At 11:12 on 22.1.1999, Kenji Schwarz wrote:

> On Fri, 22 Jan 1999, Kristian Jensen wrote:
> > Here's an idea: Judean-Sanskrit. I know there a group of Jews that
> > live in India. As to when and how they got there, I really don't
> > know. But perhaps a Judean language could arise in India if history
> > presented itself differently.
> Off on a tangent, it seems odd that among all the Indo-Europeanists around
> here, no one has done an Indo-Iranian-based conlang.  Even with my
> undergrad degree in Sanskrit-do-you-want-fries-with-that?, I'm not
> volunteering for this, mind you, but it would be interesting.  It would
> sort of round out the con-IE family, along with Brithenig, Jameld,
> Sevorian, etc.
> Kenji Schwarz

In fact I have recently been playing around with the idea that a group of
Alani or Sarmatians -- speakers of "Scythian" north Iranian languages north
of the black sea, before Goths and Slavs coming from the north and Turks
and Mongols coming from the east ousted them -- had survived somewhere.
There are quite many possible "somewheres" available, since the Alani
wandered together with the Visigoths into Spain, where they disappear from
the light of history (by learning Ibero-Romance, farming and Catholic
Xianity -- I don't know if they were "heathen" or Arian like their
Visigothic allies when they entered Spain.
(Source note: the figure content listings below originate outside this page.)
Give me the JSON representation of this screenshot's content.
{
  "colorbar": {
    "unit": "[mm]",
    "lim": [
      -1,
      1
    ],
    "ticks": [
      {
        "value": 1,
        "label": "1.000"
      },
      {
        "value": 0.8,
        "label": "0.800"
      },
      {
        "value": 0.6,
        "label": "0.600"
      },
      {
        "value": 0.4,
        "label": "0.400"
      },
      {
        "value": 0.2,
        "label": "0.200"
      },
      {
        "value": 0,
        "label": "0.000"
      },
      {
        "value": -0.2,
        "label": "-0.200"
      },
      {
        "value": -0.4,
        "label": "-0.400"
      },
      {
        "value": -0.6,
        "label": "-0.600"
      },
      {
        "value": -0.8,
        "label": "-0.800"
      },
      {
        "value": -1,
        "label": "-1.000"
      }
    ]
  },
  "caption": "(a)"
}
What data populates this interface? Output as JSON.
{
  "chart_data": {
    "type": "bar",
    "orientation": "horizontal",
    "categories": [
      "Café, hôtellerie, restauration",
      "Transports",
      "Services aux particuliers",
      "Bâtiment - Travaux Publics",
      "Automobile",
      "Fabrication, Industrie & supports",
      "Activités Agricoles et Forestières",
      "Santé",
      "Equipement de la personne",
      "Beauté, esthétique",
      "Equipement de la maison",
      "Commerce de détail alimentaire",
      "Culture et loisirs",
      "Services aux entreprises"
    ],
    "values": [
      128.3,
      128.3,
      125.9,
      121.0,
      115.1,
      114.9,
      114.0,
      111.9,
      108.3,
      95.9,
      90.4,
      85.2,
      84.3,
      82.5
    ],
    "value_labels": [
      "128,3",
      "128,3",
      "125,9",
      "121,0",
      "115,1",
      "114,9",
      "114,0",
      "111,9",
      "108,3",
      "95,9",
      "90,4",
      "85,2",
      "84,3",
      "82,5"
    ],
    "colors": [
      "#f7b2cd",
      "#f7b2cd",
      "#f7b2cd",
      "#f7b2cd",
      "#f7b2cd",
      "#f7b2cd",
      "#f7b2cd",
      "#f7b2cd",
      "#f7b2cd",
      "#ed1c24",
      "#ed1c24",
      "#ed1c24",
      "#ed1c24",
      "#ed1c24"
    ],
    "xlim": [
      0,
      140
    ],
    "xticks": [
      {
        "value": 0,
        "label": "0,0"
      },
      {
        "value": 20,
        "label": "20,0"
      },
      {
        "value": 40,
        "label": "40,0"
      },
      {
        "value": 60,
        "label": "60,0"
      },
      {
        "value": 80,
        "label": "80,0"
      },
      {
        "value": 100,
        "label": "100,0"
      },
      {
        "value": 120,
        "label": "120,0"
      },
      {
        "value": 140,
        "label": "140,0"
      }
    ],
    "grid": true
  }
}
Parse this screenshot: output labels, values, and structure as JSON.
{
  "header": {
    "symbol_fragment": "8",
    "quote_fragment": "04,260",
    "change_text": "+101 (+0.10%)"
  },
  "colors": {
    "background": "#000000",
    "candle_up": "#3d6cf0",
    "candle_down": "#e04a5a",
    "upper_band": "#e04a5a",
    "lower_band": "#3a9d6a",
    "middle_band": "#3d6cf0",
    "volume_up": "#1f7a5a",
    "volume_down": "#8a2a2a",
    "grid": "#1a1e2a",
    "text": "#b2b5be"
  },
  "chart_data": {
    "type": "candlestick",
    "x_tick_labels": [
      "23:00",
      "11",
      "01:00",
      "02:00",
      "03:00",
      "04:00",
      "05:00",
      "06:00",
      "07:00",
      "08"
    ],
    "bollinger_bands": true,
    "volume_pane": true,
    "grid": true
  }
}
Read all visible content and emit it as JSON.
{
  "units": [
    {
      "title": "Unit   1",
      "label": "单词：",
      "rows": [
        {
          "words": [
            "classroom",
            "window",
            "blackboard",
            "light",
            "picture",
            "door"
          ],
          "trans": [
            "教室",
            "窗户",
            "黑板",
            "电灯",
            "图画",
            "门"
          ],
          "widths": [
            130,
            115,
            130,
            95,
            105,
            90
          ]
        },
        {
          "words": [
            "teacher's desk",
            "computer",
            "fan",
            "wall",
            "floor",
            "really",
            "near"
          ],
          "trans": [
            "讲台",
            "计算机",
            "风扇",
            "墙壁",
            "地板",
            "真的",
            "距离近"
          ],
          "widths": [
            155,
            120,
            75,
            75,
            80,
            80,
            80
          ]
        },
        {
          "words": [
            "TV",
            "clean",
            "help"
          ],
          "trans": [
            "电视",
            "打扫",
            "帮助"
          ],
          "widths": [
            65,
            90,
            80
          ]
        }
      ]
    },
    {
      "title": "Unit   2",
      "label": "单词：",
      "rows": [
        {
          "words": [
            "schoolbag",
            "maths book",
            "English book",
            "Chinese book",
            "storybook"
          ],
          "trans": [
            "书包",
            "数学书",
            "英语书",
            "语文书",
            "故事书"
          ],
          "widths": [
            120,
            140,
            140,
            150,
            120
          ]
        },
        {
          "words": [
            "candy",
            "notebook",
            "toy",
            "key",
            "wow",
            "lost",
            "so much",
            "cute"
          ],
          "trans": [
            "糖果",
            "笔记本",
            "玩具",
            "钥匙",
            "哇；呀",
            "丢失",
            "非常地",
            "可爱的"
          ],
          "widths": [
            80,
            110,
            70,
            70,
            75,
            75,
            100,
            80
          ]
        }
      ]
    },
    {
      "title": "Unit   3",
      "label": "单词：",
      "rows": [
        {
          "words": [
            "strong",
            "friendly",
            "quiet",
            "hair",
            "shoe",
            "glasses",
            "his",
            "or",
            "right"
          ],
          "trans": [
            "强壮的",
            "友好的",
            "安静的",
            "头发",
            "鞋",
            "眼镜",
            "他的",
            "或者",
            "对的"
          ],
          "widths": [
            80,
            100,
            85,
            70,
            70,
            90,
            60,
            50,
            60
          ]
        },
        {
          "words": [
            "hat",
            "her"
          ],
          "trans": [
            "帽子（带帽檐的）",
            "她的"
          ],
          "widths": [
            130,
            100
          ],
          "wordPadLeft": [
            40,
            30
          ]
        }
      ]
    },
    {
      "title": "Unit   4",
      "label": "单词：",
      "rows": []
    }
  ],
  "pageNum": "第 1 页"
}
BTW the name "Alani" is of
course derived from *Aariyaana, the ancient form of the word "Iran"; all
the Iranian languages at one point merged /r/ and /l/, and having the value
[l] for the sound is one characteristic of the western branch of north
Iranian.  (Other Iranian languages later re-acquired /l/ through loans, and
in some [D] developed into /l/.)

 As for the Sarmatians one group of these had entered Roman service and
been sent to Britain to provide heavy cavalry against the Picti and those
invading Germanians who were eventually to conquer the land.  There are
several elements of Arthurian myth that may derive from this Sarmatian
element: the Roman aristocrat who commanded the Sarmatian force was named
Artorius, to begin with!  The Sword-in-the-Stone motif may derive from the
Scythian use of a sword stuck down into the earth or into a log of wood as
an object of worship -- perhaps representing the martial Iranian god
Mithra, defender of treaties, oaths, pastures and truth in general, who was
believed to have been born from the Earth.  The Sarmatians are also known
to have used dragon-shaped windsocks for standards, which would be the
origin of the name Pendragon.  Last but not least they invented heavy
cavalry as such, so central to the medieval concept of knighthood.

One Iranian-speaking people, the Jasses, came as refugees to Hungary in the
eleventh century and had a vocabulary of their language written down on a
blank page in a book of tax-rolls before disappearing into the Magyar


    B.Philip Jonsson <[log in to unmask]>

        Solitudinem faciunt pacem appellant!